Mount Abu
Am Mount Abu im Norden Indiens haben sich einige hundert Menschen versammelt, um in der Gegenwart eines Acharyas, eines Gelehrten, zu meditieren, seinen Lehren zu lauschen und vor allem um sein Charisma zu spüren, seine Energie zu trinken - denn er gilt schon in diesen frühen Tagen seines öffentlichen Wirkens bei seinen Landsleuten als erleuchtet. Der Acharya sitzt in einem kleinen Korbsessel und wirkt außerordentlich dynamisch und dynamisierend.
Den Menschen um ihn herum ist anzumerken, daß Entscheidendes in ihnen vorgeht. Es sind nur wenige Europäer und Amerikaner anwesend, aber diese Relationen werden sich in einigen Jahren ändern.
Zur gleichen Zeit betritt ein junger Mann in West-Berlin zum ersten mal als Arbeitnehmer, der sich für die Ausbildung in der Verwaltung entschieden hat, ein großes Dienstgebäude. Es ist das Landesversorgungsamt, das für die Kriegsopferrenten dieses Bundeslandes zuständig ist. Es gibt viele Menschen, besonders Kriegerwitwen, denen es ein gutes Gefühl gibt, zu wissen, daß ihre Akten hier hängen.
Auch der junge Mann hängt durch, allerdings innerlich, angesichts der Erkenntnis, daß er im Rahmen seiner Ausbildung zunächst nun hier sechs Monate lang täglich um halb-acht einzulaufen hat.
Was ihm eben bei der Annäherung an das große trostlos erscheinende Backsteingebäude niederschmetternd eingefallen ist, nimmt ihn gefangen, während er die breite Treppe in den zweiten Stock hochgeht - in der Bewältigung seiner für ihn erschreckenden Tiefe ebenso wie in der Suche nach dem Ausweg in eine innere und äußere Freiheit. Er wird sieben Jahre suchen und fragen, bis er wirklich springt... die Stufen in seinem Leben zu seiner Freiheit hinauf.

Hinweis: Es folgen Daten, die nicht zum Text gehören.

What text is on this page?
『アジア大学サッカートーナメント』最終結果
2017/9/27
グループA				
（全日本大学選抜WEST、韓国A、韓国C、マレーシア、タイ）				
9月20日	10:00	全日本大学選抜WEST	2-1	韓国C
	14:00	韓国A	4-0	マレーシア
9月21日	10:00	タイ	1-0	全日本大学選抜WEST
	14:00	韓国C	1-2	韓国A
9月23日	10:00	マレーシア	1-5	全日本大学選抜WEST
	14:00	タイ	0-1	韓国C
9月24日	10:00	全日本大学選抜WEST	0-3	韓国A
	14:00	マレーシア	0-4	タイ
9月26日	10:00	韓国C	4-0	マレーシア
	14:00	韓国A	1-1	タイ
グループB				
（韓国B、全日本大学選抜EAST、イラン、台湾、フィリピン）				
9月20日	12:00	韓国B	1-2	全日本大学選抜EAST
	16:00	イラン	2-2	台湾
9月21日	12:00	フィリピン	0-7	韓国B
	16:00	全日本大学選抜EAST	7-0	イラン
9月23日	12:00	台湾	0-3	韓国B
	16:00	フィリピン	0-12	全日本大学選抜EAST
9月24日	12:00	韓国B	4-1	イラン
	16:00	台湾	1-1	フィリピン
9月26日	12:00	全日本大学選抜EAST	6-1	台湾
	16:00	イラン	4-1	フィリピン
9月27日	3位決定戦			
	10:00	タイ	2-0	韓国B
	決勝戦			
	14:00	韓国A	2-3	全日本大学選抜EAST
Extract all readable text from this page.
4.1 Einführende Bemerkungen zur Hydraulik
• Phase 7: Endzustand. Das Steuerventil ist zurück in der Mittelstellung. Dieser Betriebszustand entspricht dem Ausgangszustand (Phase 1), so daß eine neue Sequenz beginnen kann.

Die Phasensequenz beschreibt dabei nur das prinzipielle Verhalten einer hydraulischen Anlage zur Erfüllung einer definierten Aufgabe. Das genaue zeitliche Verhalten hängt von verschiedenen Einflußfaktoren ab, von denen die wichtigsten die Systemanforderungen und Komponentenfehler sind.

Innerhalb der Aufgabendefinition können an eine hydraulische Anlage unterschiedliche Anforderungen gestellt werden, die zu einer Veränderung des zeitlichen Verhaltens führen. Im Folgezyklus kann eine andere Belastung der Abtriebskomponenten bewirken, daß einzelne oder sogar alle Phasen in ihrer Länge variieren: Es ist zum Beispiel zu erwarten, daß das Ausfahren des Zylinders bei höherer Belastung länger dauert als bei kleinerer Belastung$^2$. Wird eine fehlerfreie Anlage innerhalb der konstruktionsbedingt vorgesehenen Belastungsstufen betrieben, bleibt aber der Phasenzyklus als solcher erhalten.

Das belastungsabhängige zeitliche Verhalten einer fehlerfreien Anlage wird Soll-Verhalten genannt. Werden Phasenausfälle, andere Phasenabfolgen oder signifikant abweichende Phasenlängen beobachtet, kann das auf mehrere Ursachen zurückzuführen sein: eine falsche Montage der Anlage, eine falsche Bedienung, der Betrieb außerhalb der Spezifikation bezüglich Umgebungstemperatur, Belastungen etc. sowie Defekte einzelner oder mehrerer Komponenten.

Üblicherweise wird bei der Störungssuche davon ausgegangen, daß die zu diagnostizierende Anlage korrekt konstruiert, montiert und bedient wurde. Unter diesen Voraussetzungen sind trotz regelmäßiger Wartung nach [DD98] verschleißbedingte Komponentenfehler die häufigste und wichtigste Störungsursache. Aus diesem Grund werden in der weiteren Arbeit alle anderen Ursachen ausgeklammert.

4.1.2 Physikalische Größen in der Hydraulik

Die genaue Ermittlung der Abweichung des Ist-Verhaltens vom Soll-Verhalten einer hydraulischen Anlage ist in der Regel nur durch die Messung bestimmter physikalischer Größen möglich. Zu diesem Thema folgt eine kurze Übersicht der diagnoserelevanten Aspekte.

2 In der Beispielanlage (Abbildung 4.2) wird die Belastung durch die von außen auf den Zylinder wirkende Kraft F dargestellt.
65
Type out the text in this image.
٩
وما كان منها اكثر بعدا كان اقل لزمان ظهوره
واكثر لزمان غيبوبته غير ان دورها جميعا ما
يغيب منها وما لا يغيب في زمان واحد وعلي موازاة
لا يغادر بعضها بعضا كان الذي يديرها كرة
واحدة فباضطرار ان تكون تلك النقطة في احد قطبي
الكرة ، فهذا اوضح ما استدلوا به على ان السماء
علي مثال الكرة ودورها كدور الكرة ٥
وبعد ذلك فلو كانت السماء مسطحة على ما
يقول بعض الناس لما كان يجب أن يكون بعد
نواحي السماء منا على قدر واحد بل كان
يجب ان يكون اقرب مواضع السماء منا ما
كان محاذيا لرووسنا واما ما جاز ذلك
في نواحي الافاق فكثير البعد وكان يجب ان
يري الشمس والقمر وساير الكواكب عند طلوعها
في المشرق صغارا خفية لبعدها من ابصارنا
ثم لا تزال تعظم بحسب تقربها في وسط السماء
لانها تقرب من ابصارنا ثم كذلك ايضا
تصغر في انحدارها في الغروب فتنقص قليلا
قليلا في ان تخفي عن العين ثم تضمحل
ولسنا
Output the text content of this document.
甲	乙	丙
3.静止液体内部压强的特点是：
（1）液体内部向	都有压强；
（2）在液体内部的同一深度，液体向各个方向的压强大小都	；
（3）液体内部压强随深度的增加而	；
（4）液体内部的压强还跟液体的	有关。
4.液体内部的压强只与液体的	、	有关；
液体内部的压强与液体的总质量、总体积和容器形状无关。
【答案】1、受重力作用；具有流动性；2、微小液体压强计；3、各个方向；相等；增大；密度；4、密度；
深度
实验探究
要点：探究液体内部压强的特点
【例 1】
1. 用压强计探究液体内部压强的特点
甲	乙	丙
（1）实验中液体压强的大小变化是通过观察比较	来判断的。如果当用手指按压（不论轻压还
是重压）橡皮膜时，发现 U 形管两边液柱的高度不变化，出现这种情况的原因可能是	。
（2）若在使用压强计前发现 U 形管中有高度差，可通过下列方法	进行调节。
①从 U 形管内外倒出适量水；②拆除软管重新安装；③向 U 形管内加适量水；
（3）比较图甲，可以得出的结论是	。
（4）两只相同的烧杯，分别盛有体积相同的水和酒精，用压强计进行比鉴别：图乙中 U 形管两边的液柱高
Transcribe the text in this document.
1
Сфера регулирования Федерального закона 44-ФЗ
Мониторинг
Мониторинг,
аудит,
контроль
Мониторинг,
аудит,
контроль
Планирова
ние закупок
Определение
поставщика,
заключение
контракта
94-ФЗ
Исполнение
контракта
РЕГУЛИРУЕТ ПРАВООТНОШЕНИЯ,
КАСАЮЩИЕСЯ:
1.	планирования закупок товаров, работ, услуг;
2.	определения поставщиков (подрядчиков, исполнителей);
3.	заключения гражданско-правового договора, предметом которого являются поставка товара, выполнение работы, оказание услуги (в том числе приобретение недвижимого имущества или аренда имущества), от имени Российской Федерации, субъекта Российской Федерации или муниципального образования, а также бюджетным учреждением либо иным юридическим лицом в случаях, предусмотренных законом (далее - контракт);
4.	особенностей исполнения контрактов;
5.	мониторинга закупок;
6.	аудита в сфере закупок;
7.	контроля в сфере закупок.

Viele Menschen sind bei uns heute von der Wissenschaft und ihren negativen Auswirkungen trotz aller erfreulichen Ergebnisse für unser aller Leben enttäuscht - sie suchen "das Andere" im Leben. Auch er hätte es damals so oder so ähnlich formulieren können, doch die Beengtheit der Lebensverhältnisse und das Eingesperrt-Sein in das Vorgefertigte verstellten den Blick auf die größeren Zusammenhänge. Zu groß war das täglich erlebte eigene Dilemma inmitten des vermeintlich so wunderbar Geregelten, als daß er seinen innersten und kühnsten Ahnungen folgend vom Leben hätte verlangen können, `das Göttliche´ hier in diesem Körper zu erfahren und es gleichzeitig ganz allgemein auch im diesseitigen Leben besser zu haben. Darum ging es ihm, das war seine Sehnsucht. Doch er wußte nicht, wie er es in der Praxis anfangen sollte.
Das Gehalt war nicht allzu schlecht; also fuhr er mit seiner Freundin nach Paris und London, sie besuchten die legendäre Kommune von Findhorn in Schottland, und er stand mit ihr auf der Akropolis in Athen und mit den Füßen im Atlantik zwischen den Bunkeranlagen des Atlantikwalls aus "großdeutschen Zeiten" - im Jahresurlaub, der so entsetzlich rasch vorbei war - auch dieses Jahr wieder...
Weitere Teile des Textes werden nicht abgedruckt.